The other mistake that’s easy to make is to assume that all words that are said and/or spelled the same way in two different languages have the same meaning in both.  Let’s first consider the German word bitteBitte means “please”.  Easy enough, right?  But it also means “you’re welcome”.  Bitte is such an all-around handy word that when coupled with the word schön it can even mean “Here you go!” as well as “you’re most welcome”.  Now if you ever have the chance to run across German speakers who speak little or no English and they want to try out a little English on you, see if they don’t say the word “please” when they should use the words “you’re welcome”.  I’ve encountered that fairly often in Germany.  My first experience with it came with my MIL.  She knows a tiny bit of English and she made the assumption that the English word “please” is multi-purpose like bitte is.  To her thinking, if bitte means “please” and “you’re welcome” and even “here you go!” in German it must be the same in English.  She would bring me, say, a glass of water and say “please” when giving it to me.  It took me a good week to figure out why she would say “please” at what seemed like the oddest times.

When my sister and her family came to visit the first time they were finally able to meet friends that I’d been talking about for years.  They especially took to our friends, Christa and Rainer.  Even though they couldn’t speak to each other without having either me or Burkhard to translate, they still got along like a house a-fire.  Presents from my sister’s family to Christa and Rainer and vice versa have been exchanged through us over the years and one year I took back to Germany after a visit back home a jar of hot pepper jelly for Rainer.  When I gave him the jelly I told him what it was and that it would probably be quite spicy.  Rainer was somewhat surprised at just how spicy hot pepper jelly can be.  He took a good look at the jar and noticed that written on the jar lid the words “A gift from Florida”.  Well that seemed simple enough for him to translate since the words are very close or exactly the same words in German.  And certainly calling it a gift from Florida was a witty way of describing just how spicy hot that jelly really was.  This is what Rainer told me the next time I saw him and at first I thought I was the one who was translating things incorrectly.  How would a present from Florida warn one that the jelly would be spicy?  And then it hit me.  Gift in English is another word for present.  Gift in German means poison.  Rainer figured that it being “A gift from Florida” was a clever play on words warning that the jelly was hot.  I laughed for a good five minutes before I could explain what gift means in English.
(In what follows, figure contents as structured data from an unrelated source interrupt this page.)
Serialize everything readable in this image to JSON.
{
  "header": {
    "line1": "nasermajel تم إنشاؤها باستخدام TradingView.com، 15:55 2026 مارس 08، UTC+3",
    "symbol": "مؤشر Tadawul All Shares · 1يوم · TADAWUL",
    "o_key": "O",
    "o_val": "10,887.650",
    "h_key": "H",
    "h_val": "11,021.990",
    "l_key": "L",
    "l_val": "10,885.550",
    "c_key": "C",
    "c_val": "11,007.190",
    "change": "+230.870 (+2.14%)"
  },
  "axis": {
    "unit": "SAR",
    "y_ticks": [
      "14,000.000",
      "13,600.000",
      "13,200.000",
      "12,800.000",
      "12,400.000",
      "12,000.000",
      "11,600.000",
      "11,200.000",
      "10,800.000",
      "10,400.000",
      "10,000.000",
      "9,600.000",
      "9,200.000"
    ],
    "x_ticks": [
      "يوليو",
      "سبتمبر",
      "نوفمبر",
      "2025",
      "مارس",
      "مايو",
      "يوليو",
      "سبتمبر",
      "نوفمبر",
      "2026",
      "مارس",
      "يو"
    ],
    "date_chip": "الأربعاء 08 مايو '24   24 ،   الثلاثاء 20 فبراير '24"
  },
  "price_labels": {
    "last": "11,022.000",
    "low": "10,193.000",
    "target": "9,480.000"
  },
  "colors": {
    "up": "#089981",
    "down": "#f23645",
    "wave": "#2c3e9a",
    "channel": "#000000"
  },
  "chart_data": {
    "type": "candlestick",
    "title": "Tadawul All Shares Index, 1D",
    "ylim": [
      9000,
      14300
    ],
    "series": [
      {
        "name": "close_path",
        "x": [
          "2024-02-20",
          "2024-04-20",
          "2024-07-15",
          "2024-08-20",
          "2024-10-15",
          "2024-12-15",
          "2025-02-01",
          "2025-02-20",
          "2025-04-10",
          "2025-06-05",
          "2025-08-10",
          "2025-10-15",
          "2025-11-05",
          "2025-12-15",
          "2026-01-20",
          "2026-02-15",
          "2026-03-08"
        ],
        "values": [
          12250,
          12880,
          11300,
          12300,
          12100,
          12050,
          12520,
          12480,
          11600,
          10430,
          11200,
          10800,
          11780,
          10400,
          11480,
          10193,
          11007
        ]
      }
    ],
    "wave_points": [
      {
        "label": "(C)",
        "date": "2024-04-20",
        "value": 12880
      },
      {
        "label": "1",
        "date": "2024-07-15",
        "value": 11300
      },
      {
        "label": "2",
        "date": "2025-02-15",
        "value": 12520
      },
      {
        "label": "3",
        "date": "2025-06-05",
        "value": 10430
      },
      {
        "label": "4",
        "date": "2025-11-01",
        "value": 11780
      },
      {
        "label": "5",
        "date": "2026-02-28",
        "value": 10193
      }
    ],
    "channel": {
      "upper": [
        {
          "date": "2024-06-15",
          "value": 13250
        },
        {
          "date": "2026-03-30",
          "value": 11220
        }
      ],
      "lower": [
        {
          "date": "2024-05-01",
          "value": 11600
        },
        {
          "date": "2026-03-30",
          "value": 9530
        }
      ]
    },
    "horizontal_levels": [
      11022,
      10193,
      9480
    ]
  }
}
When my sister and her family came to visit me they brought with them my sister’s  step-daughter, Misty.  When I was told that Misty would be coming I made sure to tell Burkhard that we must always call my sister by her real name, Karen, when others were around.  Karen’s family nickname is Missy and Burkhard and I both nearly always call her Missy.  But to untrained German ears “Missy” would perhaps sound too much like “Misty” and would be too confusing in a situation when we’re already dealing with strange accents and people who don’t speak the same language.  It’s taken me years since that visit to come to this conclusion but the Misty/Missy thing is probably not what would first stick out in a German’s mind as being something to adapt to.  It’s the name Misty itself.  Mist in German means manure.  Mist is also used as a mild swear word, much in the way that we say “crap” in English.  I now wonder if my friends and relatives in Germany thought “Oh that poor lady!” when I would say to them “And this is my niece, Misty!”.  I have a feeling that at least one must have internally giggled at the idea of my niece being named “Crappy”.

Sometimes even when something has a perfectly good name in English that’s not so great in German, the English is still used.  “After” is such an ordinary word in English but in German After means “anus”.  Still bottle after bottle in drug store aisles in Germany have the words “after shave” on the label.  Gives a rather painful sounding twist in meaning, doesn’t it?